I saw that my family story is the story of Israel. Although my family cannot return to our homeland due to the unlivable violence there, Israel was the homeland of the Jewish people who returned to gain ownership of their destiny.  They built an admirable society. I realized that I had been a Zionist all along, that I supported the rights of indigenous people to self-determination in their homeland. I stopped hating Herzl and realized that he was the Jewish people’s Simón Bolivar.

During 10 days, we toured Israel and the West Bank, we spent time with Ethiopians, Arab Israelis, Jews of all kinds, Palestinians, Bedouins, politicians, victims of terror, Holocaust survivors and even got to party at a Latino dance-club in Tel Aviv. I fell in love with this unbelievable country and educated myself about the issues through intense academic lectures from the experts.

I returned home, loud and proud. I wanted to share with the world that Israel is a beacon of hope and liberty.

But this did not go well. On Twitter, someone wished they could burn me in an oven after I took a stand against terrorism. Some published an open letter denouncing me as “racist” and requested I remain neutral on the Israeli/Palestinian conflict. I was threatened with impeachment and was asked to justify my presumably “inaccurate stance” on the issue.

I was afraid because I knew I was right – Israel is not an apartheid state – but I didn’t know how to say it.

I was fortunate to be surrounded by people who supported me and helped me overcome this situation. Lauren, the National Associate Director of Campus Affairs for StandWithUs, met me in person to help me improve at answering tough questions and having difficult conversations about Israel. My campus Hillel Director helped me to gain the confidence to defend the truth. And many other friends encouraged me to stand for what is true and to not be afraid.

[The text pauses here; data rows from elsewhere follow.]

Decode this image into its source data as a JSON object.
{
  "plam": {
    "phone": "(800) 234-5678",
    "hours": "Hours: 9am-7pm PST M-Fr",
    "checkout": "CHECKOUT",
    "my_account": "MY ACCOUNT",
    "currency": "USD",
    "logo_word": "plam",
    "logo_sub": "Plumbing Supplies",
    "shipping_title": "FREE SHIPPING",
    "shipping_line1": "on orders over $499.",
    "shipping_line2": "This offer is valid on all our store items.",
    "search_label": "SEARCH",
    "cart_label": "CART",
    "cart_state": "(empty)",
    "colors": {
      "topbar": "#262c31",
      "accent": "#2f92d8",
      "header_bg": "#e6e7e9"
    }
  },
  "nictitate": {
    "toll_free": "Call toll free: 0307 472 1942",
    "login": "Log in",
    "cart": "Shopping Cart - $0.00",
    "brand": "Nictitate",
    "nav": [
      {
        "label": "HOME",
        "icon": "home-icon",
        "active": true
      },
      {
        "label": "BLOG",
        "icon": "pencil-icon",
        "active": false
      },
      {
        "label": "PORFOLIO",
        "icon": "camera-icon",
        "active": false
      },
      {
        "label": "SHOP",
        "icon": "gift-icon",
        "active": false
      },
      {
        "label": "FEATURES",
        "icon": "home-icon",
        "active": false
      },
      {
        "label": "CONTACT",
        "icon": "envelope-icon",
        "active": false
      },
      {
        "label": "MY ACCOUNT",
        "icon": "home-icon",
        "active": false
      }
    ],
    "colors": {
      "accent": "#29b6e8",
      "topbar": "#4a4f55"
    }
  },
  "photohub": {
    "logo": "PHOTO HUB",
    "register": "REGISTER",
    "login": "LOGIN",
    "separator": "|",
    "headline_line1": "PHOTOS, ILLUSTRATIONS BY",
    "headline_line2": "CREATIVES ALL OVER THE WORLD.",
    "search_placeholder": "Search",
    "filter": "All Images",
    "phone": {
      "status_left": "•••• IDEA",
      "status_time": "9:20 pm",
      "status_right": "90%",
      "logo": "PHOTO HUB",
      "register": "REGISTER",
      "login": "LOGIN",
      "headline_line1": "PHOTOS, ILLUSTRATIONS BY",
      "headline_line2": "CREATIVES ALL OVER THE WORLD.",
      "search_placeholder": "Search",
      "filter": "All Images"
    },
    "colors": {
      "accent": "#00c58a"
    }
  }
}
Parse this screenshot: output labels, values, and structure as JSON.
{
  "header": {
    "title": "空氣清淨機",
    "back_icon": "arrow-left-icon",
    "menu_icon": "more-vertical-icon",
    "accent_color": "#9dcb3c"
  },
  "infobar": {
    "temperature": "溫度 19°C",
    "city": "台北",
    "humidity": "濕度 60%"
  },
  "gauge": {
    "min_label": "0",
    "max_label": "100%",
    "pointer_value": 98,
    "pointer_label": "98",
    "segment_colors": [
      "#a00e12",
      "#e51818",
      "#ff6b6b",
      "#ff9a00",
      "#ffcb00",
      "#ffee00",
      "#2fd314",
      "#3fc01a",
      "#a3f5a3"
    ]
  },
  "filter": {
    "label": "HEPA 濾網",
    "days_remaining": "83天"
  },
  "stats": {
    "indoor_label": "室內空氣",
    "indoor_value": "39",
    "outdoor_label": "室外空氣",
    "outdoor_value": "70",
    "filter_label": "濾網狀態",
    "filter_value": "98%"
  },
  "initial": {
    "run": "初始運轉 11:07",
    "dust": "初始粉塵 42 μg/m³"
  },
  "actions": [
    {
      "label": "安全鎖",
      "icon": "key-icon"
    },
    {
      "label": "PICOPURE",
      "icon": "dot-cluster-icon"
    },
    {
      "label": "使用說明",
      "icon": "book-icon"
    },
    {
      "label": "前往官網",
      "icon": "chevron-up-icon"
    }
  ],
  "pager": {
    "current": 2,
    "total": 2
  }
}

It has been more than a year since I first visited Israel and a lot has changed because of my passion for Israel. I am now the Midwest Campus Coordinator for StandWithUs, based out of Chicago. I train, lead and support other students who are faced with substantial challenges.

Grateful that I was able to see the truth and overcome my misguided hatred for Israel, I only hope that I am able to help more people free their minds from hateful thought patterns and selective morality regarding the Israeli/Palestinian conflict. If I can achieve my goal, it will be the only badge I want to earn.

Sebastian Parra became the Midwest Campus Coordinator for StandWithUs after graduating from Georgia State University in May 2016.